Suddenly the straight line of his wife’s lips began to curve up. She rolled her eyes and shook her head.
He hated it whenever she asked him about something and not liking the response she rolled her eyes and shook her head. He gritted his teeth and stared into his bowl, stirring the cheesy sludge around with his spoon.
There was a silence, but then he raised the bowl to his lips and the silence was broken by the loud hydraulic sounds of the last of the kewa datsi soup going up his mouth and down his throat. He got a big kick out of that. The wife hated it when he did that.
“You are such a disgraceful spoilt brat, you know that,” she hissed. “Would you rather that I waste this precious potato soup, in these trying times no less?” he asked with edgy, mock interest.
His innards rumbled, and a bubble of gas shifted in his belly. He didn’t know if it was because of the cheesy soup or his wife, who was by now looking at him with an expression of one who is viewing a small and horrible animal, such as a horned toad. Or maybe it was a sign.
He knew that in just a few quick moments, they’d have gone from a seemingly absurd topic to a sudden thirteen-foot drop-off into the wild rapids of a vicious argument about their marriage. He wanted to go for a drive.
The coronavirus lockdown was not helping. Earlier that week, he had told me that the lockdown had inflamed the marital challenges that he and his wife already were enduring, by forcing them to live in close quarters for days on end. Each day deepened the awareness and deepened the gloom. Each day his wife was getting more and more annoyed with him than usual, and he with her.
The good news was that their fights had not, not yet, descended into the kind of sordid blowups he could hear through the walls of their apartment. The couple next door to his actually threw crockery at each other.
The last time he threw crockery at was the kitchen wall, after an especially mind-bending episode with his wife. The tea pan bounced right off the wall and landed smack on his nose leaving him bloody and with a hideously deformed nose for a week. He told me his wife cackled behind his back the whole time.

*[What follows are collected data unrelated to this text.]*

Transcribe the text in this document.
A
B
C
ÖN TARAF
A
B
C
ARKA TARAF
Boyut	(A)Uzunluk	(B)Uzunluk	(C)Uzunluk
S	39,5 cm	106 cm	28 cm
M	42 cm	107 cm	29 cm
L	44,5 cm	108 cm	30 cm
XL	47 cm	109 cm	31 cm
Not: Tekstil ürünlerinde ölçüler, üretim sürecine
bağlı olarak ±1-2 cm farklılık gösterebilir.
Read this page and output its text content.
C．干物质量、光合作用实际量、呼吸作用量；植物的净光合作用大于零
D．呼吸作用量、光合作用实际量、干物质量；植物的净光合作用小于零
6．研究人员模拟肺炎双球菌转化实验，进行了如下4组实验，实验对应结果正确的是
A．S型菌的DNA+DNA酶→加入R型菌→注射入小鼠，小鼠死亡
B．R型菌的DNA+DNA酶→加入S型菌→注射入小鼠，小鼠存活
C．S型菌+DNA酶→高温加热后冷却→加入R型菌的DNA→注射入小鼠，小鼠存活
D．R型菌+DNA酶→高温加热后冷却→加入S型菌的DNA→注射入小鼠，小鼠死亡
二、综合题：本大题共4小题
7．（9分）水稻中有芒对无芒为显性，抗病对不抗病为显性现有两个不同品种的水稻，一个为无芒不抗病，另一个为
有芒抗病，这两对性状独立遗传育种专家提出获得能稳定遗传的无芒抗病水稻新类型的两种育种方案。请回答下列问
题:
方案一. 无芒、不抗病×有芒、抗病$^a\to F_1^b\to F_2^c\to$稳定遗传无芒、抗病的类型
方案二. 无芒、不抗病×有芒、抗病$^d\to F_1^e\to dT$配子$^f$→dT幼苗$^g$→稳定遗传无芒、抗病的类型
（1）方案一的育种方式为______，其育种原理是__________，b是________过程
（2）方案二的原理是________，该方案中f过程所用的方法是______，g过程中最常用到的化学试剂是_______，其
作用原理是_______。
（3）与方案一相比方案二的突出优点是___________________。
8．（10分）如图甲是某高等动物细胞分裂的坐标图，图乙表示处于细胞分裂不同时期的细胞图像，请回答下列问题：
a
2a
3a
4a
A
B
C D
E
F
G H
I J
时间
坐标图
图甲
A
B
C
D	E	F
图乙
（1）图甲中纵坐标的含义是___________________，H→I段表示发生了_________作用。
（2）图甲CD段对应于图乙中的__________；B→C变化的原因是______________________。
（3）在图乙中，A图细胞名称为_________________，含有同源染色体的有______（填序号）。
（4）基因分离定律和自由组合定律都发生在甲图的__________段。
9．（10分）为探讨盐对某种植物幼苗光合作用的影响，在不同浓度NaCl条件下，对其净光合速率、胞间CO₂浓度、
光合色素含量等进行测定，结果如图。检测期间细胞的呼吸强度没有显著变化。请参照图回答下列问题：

The trouble at first always seemed like a minor problem as frost on a windowpane. Another day, a touch of sun, and it would be gone. He was even inclined to laugh it off. Like the time when it was his turn to mop the house and when he had finished mopping the house down to a tee, the wife said the floor was still dirty and that he needed to do it all over again.
If there’s one mind-numbing issue facing a man and a woman who are married, it is dirt. Men and women do not feel the same way about dirt at all. Men and women don’t even see the dirt the same way. Women, for some strange hormonal reason, can see individual dirt molecules, whereas men tend not to notice them until they join together into clumps large enough for their naked eye to see. Her insistence on making other people find things where there were none and her failure to see the irony proved conclusively to him that she was a woman entirely without brains or humor. And that’s exactly what he told her that day. Needless to say, it ended up with her slamming the bedroom door with fiery disdain and him sleeping on the sitting room sofa.
The entire episode heaved into view on the cold ocean of his memory. He remembered how long ago he had carved their initials in a heart on an oak tree by a babbling brook. It seemed so very long ago. Suddenly he heard his wife speak. Her harsh tones rumbled ominously through the silent house like claps of distant thunder, yanking him back to the present.
“Don’t think I didn’t see you ogling at our young neighbor as if she was packed into her slacks like two big scoops of vanilla ice cream, OK, you shameless creature?” the wife snarled. She rose and shoved her chair back with a force that sent it clattering to the floor behind her.
Seldom one to back down or zip his mouth, he laughed loudly at that as she left the dining room with her plate. (As a friend, I always found that laughter of his annoying.) “What’s that got to do with your soupy kewa datsi?” He snorted after her.
He heard a loud crash in the kitchen. “You know what?” the wife said emerging from the kitchen, her face darkening in mountainous wrath. “I realized I cannot communicate with you about our relationship anymore than I can meaningfully play tennis with a donkey.”
“Says the woman who expects to be praised every time she cooks as if she has developed, right there in the kitchen, a cure for heart disease,” countered the husband.
He realized he was getting quite good at this.